Stephan O. Krause, Ph.D.
Many industry professionals know that analytical testing for biopharmaceuticals for all raw materials, production in-process stages, and final containers must be validated, and they generally understand how this can be achieved. Many of us even understand the basic concepts of laboratory compliance and production process quality. However, how exactly are analytical test method performance and process robustness related and how do they depend on each other? Furthermore, how do we monitor and maintain the accuracy and reliability of analytical methods long after validation completion to ensure the suitability of these methods for measuring process quality?
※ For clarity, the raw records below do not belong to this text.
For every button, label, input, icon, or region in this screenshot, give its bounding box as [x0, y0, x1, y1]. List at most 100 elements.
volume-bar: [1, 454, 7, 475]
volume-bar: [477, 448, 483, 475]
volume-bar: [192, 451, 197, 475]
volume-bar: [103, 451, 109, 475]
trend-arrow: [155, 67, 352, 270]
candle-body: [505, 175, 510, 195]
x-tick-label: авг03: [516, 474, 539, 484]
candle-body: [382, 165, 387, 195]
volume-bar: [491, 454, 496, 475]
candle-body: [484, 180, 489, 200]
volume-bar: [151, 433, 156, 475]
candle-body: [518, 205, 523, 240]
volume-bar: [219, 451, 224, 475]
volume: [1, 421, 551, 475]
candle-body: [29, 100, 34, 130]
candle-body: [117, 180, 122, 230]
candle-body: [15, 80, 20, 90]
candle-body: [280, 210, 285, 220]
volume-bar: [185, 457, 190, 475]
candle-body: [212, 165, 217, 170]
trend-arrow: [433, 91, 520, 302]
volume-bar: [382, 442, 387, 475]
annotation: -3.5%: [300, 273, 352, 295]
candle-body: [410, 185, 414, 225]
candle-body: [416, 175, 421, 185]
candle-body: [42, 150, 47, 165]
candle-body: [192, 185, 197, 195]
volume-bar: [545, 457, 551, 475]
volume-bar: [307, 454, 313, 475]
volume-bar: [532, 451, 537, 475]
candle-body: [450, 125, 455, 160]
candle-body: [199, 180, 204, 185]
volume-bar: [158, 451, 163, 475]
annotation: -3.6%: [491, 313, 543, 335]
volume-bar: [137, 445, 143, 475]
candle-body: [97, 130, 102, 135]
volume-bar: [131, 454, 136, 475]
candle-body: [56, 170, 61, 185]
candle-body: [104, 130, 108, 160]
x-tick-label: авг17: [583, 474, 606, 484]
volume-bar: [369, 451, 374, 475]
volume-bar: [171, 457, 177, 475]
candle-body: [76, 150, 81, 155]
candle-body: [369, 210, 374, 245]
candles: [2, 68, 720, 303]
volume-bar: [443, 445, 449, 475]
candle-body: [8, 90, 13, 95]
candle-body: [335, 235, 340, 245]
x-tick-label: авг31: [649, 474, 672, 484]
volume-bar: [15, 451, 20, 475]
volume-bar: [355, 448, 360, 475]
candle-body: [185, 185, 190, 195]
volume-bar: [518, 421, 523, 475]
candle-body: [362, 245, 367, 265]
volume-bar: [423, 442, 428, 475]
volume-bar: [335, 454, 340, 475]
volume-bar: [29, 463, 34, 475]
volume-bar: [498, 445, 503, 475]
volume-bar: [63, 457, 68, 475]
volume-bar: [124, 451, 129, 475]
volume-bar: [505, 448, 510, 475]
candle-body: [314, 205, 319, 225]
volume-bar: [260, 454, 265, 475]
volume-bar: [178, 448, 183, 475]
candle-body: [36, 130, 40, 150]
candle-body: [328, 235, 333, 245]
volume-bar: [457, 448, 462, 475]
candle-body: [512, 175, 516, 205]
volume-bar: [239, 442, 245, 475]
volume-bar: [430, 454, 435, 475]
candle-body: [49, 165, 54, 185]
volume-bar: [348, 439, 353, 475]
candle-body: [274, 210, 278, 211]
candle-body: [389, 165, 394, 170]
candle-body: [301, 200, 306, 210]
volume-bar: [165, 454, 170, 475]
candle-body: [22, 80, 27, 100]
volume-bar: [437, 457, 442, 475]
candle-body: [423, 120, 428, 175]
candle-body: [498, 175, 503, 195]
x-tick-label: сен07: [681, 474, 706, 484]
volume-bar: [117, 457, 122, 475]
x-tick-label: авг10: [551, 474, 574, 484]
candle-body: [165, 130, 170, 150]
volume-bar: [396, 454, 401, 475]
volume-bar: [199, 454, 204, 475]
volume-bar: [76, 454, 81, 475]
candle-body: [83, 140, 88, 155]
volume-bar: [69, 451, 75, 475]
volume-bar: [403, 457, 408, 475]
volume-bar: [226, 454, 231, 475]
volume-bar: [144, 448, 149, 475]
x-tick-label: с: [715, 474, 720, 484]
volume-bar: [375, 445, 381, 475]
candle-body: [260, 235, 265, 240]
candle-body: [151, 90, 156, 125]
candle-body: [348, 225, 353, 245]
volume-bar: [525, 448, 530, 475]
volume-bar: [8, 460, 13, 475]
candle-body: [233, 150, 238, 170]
Most monitoring and maintenance activities should be controlled within a validation master plan (VMP) program. A good VMP in quality control (QC) should include not only detailed strategies and timelines for initial validation activities but also tools for maintaining compliance for years to come. The lifecycle of an analytical method should be captured from beginning to end. The beginning can be defined to lie somewhere between early-stage and finished method development, whereas the end is usually the replacement of one method with a better one. Currently, relatively little guidance exists for maintaining compliance and validity for analytical testing. This article focuses on how to run a practical program for analytical method maintenance (AMM) and how to ultimately integrate it into the production process. Detailed suggestions for analytical method development (AMD), analytical method validation (AMV), and analytical method transfer (AMT) as well as regulatory submissions are discussed elsewhere.1-7

Figure 1 illustrates a simplified ideal sequence of QC qualification and validation activities to bring an analytical method initially into compliance. If executed as written, a compendial method does not require AMD, but it will require test method verification, which demonstrates method suitability under the actual condition of use. The concept and data requirements for test method verification are described in the new draft chapter <1226> Verification of Compendial Procedures for the United States Pharmacopoeia (USP).8 The data requirements for compendial method verifications are similar to those required to demonstrate method comparability for each test method category (for example, quantitative limit test).7


Figure 1. Process Map for Analytical Method Validation
All compendial and non-compendial test methods should be listed in the QC VMP, together with the supporting instrumentation and equipment, computer software and hardware, critical reagents, assay standards and controls, and operator training. Although the listing of these details is time-consuming and constitutes a front-heavy planning activity, it is essential later for maintaining a compliant QC validation and testing program. All supporting test system components that are prerequisites for AMV should be identified and connected to each test method in the VMP. To be practical and effective for prioritizing, and therefore, the assignment of target completion dates, all AMV prerequisites should match the same priorities as the supported AMV. When considering timelines in preparing the overall QC VMP and all individual project plans, keep in mind that components of a validation project could fail and therefore have an associated risk to the timely completion of the overall project. Figure 1 identifies some of the prerequisites (for example, instrument qualification) that should be completed before initiating an AMV. Using Gantt charts or other similar project management tools assists in the layout of efficient sequences of validation activities and helps ensure sufficient resources and time for completion.